Peter’s Body

(formerly identified as “Gordon”) c. 1863 Albumen silver print

Each time I see Peter’s long, dark back crisscrossed 
     with keloids, I run my fingers along the ridges 
where his flesh came back together and over-mended 
     after having been ripped by an overseer’s lash. 
His healed back a type of abstract expressionism. 

Peter has fever for days after his whipping, even after 
     his master fires the overseer for excessive cruelty, 
but it didn’t stop him from wanting to run.

He rubs cut onion on his skin to prevent the dogs 
     from tracking him.
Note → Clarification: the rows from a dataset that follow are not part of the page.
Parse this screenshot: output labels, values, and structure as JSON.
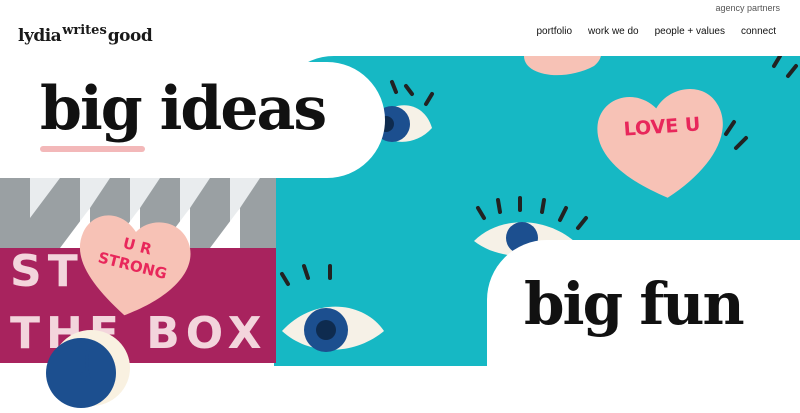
{
  "topbar": {
    "partners_label": "agency partners",
    "logo": {
      "part1": "lydia",
      "part2": "writes",
      "part3": "good"
    },
    "nav": [
      "portfolio",
      "work we do",
      "people + values",
      "connect"
    ]
  },
  "hero": {
    "headline_1": "big ideas",
    "headline_2": "big fun",
    "heart_left_text": "U R STRONG",
    "heart_right_text": "LOVE U",
    "bg_words": [
      "ST OU",
      "THE BOX"
    ]
  },
  "colors": {
    "teal": "#16b8c4",
    "magenta": "#a8235e",
    "heart": "#f7c2b6",
    "heart_text": "#e8275b",
    "navy": "#1c4f8f"
  },
  "icons": [
    "eye-icon",
    "arrow-down-icon"
  ]
}
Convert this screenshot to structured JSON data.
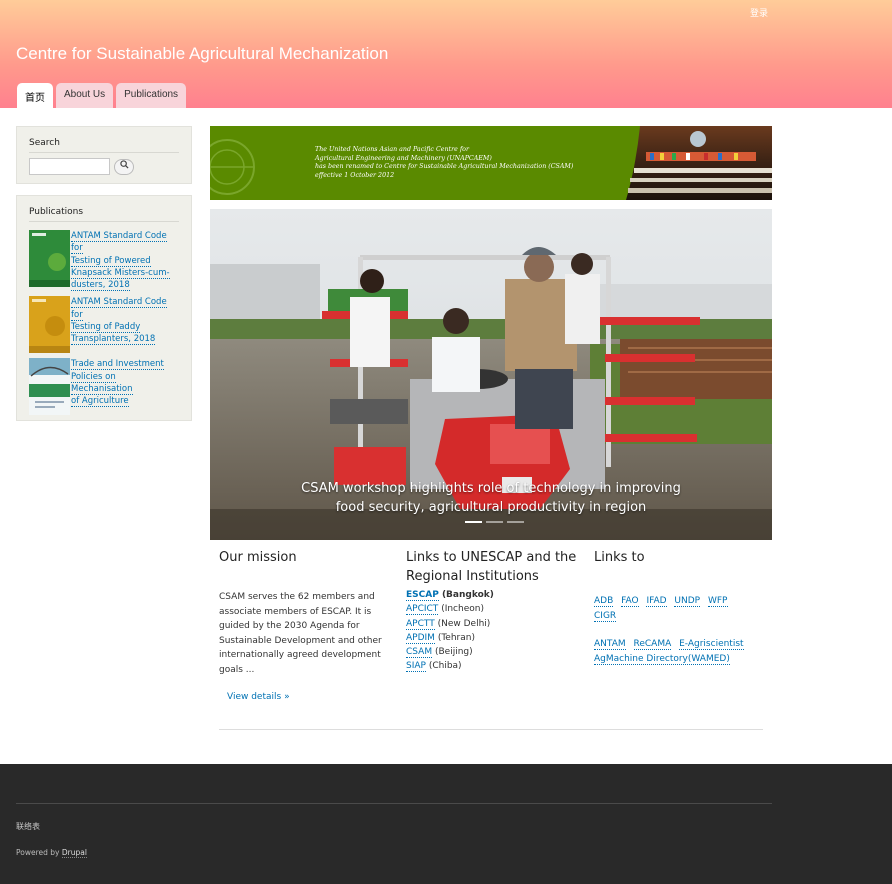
{
  "header": {
    "login": "登录",
    "site_name": "Centre for Sustainable Agricultural Mechanization",
    "tabs": [
      {
        "label": "首页",
        "active": true
      },
      {
        "label": "About Us",
        "active": false
      },
      {
        "label": "Publications",
        "active": false
      }
    ]
  },
  "sidebar": {
    "search": {
      "title": "Search",
      "placeholder": "",
      "button_icon": "search-icon"
    },
    "publications": {
      "title": "Publications",
      "items": [
        {
          "line1": "ANTAM Standard Code for",
          "line2": "Testing of Powered",
          "line3": "Knapsack Misters-cum-",
          "line4": "dusters, 2018",
          "cover_color": "#2e8b3a"
        },
        {
          "line1": "ANTAM Standard Code for",
          "line2": "Testing of Paddy",
          "line3": "Transplanters, 2018",
          "line4": "",
          "cover_color": "#d9a21b"
        },
        {
          "line1": "Trade and Investment",
          "line2": "Policies on Mechanisation",
          "line3": "of Agriculture",
          "line4": "",
          "cover_color": "#e8f0f4"
        }
      ]
    }
  },
  "banner": {
    "line1": "The United Nations Asian and Pacific Centre for",
    "line2": "Agricultural Engineering and Machinery (UNAPCAEM)",
    "line3": "has been renamed to Centre for Sustainable Agricultural Mechanization (CSAM)",
    "line4": "effective 1 October 2012"
  },
  "slideshow": {
    "caption_line1": "CSAM workshop highlights role of technology in improving",
    "caption_line2": "food security, agricultural productivity in region",
    "active_slide": 1
  },
  "mission": {
    "title": "Our mission",
    "text": "CSAM serves the 62 members and associate members of ESCAP. It is guided by the 2030 Agenda for Sustainable Development and other internationally agreed development goals ...",
    "details": "View details »"
  },
  "unescap": {
    "title": "Links to UNESCAP and the Regional Institutions",
    "links": [
      {
        "name": "ESCAP",
        "city": "(Bangkok)"
      },
      {
        "name": "APCICT",
        "city": "(Incheon)"
      },
      {
        "name": "APCTT",
        "city": "(New Delhi)"
      },
      {
        "name": "APDIM",
        "city": "(Tehran)"
      },
      {
        "name": "CSAM",
        "city": "(Beijing)"
      },
      {
        "name": "SIAP",
        "city": "(Chiba)"
      }
    ]
  },
  "links_to": {
    "title": "Links to",
    "row1": [
      "ADB",
      "FAO",
      "IFAD",
      "UNDP",
      "WFP",
      "CIGR"
    ],
    "row2": [
      "ANTAM",
      "ReCAMA",
      "E-Agriscientist",
      "AgMachine Directory(WAMED)"
    ]
  },
  "footer": {
    "contact": "联络表",
    "powered_prefix": "Powered by",
    "powered_name": "Drupal"
  }
}
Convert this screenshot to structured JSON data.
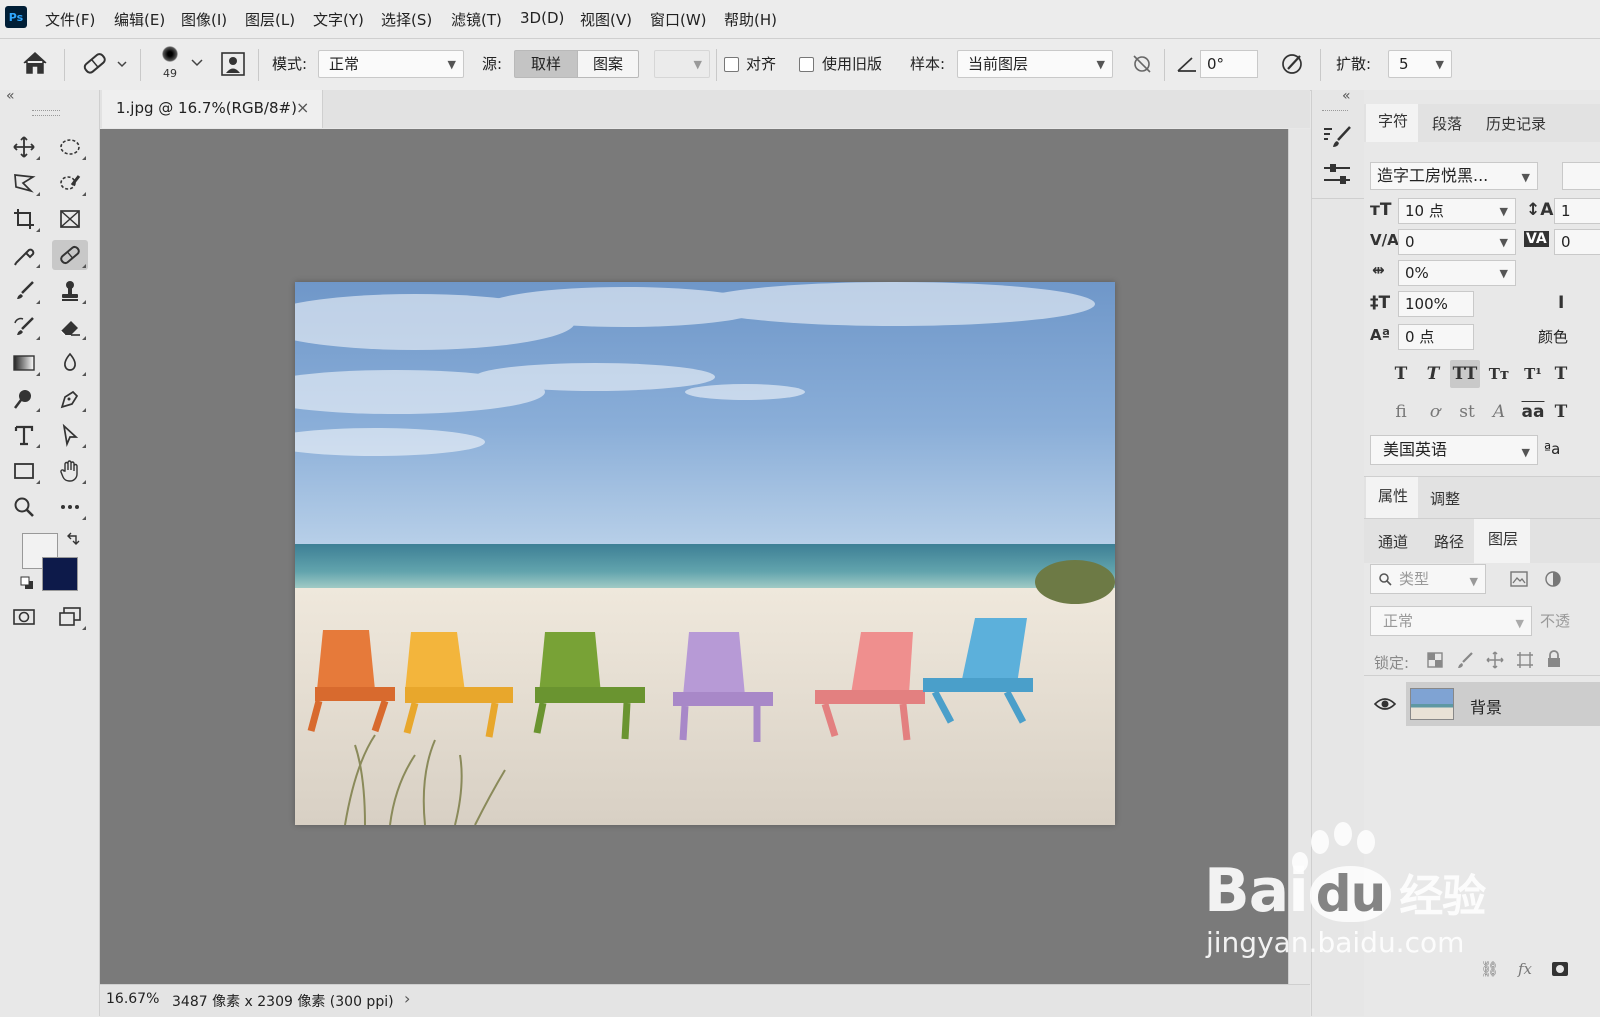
{
  "app": {
    "logo": "Ps"
  },
  "menu": [
    "文件(F)",
    "编辑(E)",
    "图像(I)",
    "图层(L)",
    "文字(Y)",
    "选择(S)",
    "滤镜(T)",
    "3D(D)",
    "视图(V)",
    "窗口(W)",
    "帮助(H)"
  ],
  "options": {
    "brush_size": "49",
    "mode_label": "模式:",
    "mode_value": "正常",
    "source_label": "源:",
    "source_sampled": "取样",
    "source_pattern": "图案",
    "aligned_label": "对齐",
    "legacy_label": "使用旧版",
    "sample_label": "样本:",
    "sample_value": "当前图层",
    "angle_value": "0°",
    "diffusion_label": "扩散:",
    "diffusion_value": "5"
  },
  "document": {
    "tab_title": "1.jpg @ 16.7%(RGB/8#)",
    "close_glyph": "×",
    "status_zoom": "16.67%",
    "status_info": "3487 像素 x 2309 像素 (300 ppi)",
    "status_arrow": "›"
  },
  "panels": {
    "collapse_left": "«",
    "collapse_right": "«",
    "character_tabs": [
      "字符",
      "段落",
      "历史记录"
    ],
    "font_family": "造字工房悦黑...",
    "font_size": "10 点",
    "kerning": "0",
    "tracking_pct": "0%",
    "vertical_scale": "100%",
    "baseline_shift": "0 点",
    "leading_partial": "1",
    "tracking_partial": "0",
    "color_label": "颜色",
    "language": "美国英语",
    "aa_label": "ªa",
    "props_tabs": [
      "属性",
      "调整"
    ],
    "layer_tabs": [
      "通道",
      "路径",
      "图层"
    ],
    "layer_filter": "类型",
    "blend_mode": "正常",
    "opacity_label": "不透",
    "lock_label": "锁定:",
    "layer_name": "背景",
    "bottom_icons": [
      "⛓",
      "fx"
    ]
  },
  "watermark": {
    "brand": "Bai",
    "du": "du",
    "suffix": "经验",
    "url": "jingyan.baidu.com"
  }
}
Then runs ten days shoeless
heading North until he finds Union soldiers black as he 
     and collapses.

Each time I see Peter’s back, the vision startles me. 
     Then I think of all the men and women with similar marks 
whose scars weren’t recorded for posterity, whose images 
     weren’t reproduced a hundred-thousand times, 
like trading cards, by abolitionists to raise money for the cause.

 

ELLEN JUNE WRIGHT

Ellen June Wright is an American poet with British and Caribbean roots. Her work has been published in Plume, Tar River, the Missouri Review, Verse Daily, Gulf Stream, Solstice, and other journals. She’s a Cave Canem and Hurston/Wright alumna and has received Pushcart Prize and Best of the Net nominations.